Trotzdem bleibt Strange Days unbedingt sehenswert, nicht zuletzt wegen Details, wie dem perfekt kompilierten Soundtrack. Man hat sich erfolgreich bemüht, Musik auszuwählen, die auch 1995 noch zugänglich klingt, sich aber schon durch gewisse Sound-Qualitäten auszeichnet, die bis 1999 Einzug gehalten haben dürften. Ausserdem wurde der Soundtrack multinational zusammengestellt, ganz der Tatsache folgend, dass die nationalen Grenzen immer mehr verwischen. So nahmen die französischen Deep Forest mit Peter Gabriel "While the Earth Sleeps" auf, der australische Industrial-Komponist Graeme Revell verwendete für den Score Instrumente und Gegenstände aus aller Welt, der Engländer Tricky steuerte sein "Overcome" bei und Juliette Lewis interpretierte überzeugend zwei Song der Kult-Musikerin P.J. Harvey.

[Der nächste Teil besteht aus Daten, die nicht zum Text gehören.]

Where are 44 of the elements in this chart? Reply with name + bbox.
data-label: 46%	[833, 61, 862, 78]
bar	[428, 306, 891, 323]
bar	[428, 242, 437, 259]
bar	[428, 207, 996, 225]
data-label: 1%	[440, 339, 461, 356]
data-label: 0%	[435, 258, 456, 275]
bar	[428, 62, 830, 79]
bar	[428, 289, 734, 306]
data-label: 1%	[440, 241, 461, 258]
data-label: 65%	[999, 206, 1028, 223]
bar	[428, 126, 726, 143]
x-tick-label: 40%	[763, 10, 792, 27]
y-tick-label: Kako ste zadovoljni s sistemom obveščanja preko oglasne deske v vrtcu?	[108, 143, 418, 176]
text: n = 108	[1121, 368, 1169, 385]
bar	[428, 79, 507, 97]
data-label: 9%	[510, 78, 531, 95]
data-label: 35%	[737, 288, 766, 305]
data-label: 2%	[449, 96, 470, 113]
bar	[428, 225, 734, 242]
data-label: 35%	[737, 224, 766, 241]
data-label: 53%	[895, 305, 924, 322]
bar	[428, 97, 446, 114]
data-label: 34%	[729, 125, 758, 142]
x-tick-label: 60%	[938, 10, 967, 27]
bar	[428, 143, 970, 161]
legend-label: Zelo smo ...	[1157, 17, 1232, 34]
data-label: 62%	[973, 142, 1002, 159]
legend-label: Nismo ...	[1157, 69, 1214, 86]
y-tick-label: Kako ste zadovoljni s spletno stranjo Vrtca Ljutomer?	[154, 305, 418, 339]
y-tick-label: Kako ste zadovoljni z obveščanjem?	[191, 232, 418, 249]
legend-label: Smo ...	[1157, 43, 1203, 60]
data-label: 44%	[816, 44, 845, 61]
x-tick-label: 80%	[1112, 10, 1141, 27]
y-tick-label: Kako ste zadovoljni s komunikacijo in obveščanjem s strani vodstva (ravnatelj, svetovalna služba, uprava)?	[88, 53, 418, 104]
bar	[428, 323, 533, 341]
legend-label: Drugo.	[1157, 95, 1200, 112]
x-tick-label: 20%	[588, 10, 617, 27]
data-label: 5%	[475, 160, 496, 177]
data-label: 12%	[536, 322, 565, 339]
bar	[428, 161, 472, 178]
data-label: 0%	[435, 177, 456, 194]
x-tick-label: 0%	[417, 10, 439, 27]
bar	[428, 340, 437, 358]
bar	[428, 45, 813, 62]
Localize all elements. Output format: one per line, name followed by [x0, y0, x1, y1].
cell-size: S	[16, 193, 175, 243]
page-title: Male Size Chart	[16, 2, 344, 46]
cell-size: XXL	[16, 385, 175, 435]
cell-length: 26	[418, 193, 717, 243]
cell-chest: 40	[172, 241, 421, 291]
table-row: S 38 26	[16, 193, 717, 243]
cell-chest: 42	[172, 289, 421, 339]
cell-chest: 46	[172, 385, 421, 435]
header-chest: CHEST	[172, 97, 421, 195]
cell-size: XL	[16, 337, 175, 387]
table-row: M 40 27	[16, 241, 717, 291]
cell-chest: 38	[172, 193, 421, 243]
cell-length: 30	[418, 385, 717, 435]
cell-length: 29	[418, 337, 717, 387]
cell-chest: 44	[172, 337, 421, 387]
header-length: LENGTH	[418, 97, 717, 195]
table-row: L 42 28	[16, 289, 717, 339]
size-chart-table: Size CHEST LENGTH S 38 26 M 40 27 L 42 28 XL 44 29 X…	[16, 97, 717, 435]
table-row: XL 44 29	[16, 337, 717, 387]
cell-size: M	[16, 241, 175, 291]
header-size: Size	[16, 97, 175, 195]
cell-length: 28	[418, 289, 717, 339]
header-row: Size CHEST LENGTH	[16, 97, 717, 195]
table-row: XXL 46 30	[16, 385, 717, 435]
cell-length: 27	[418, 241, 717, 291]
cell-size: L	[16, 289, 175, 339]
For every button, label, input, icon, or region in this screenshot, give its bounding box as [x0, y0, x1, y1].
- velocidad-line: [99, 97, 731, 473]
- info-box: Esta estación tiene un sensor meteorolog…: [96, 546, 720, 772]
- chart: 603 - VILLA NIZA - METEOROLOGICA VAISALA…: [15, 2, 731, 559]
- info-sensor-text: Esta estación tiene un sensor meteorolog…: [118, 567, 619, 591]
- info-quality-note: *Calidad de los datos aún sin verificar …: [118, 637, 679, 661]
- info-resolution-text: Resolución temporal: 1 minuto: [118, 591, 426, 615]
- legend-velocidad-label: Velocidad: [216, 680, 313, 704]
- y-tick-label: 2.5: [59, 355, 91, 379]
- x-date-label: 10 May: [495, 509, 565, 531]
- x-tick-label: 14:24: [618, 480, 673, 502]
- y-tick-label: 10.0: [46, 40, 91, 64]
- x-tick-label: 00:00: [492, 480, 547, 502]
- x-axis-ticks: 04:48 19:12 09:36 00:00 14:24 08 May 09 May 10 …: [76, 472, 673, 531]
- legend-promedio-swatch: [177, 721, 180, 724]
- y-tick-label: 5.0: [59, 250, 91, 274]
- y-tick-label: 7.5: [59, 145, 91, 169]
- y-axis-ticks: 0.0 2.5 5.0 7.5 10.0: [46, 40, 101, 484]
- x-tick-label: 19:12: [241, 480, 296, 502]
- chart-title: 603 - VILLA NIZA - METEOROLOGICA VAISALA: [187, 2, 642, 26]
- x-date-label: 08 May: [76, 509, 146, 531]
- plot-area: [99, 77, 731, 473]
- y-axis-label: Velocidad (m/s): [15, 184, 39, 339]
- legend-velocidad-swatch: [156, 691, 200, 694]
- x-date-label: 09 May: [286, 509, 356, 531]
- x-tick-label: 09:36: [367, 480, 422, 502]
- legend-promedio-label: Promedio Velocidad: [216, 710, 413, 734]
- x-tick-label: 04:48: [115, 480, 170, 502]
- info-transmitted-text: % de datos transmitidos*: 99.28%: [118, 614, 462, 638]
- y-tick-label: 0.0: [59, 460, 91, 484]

Strange Days ist eben ein typischer Cameron-Film, obwohl er hier die Regie an seine Ex-Ehefrau Kathryn Bigelow abgegeben hat, die spätestens seit Point Break (wo Cameron als ausführender Produzent figurierte) einem breiten Publikum bekannt ist. Seine Fans werden begeistert sein.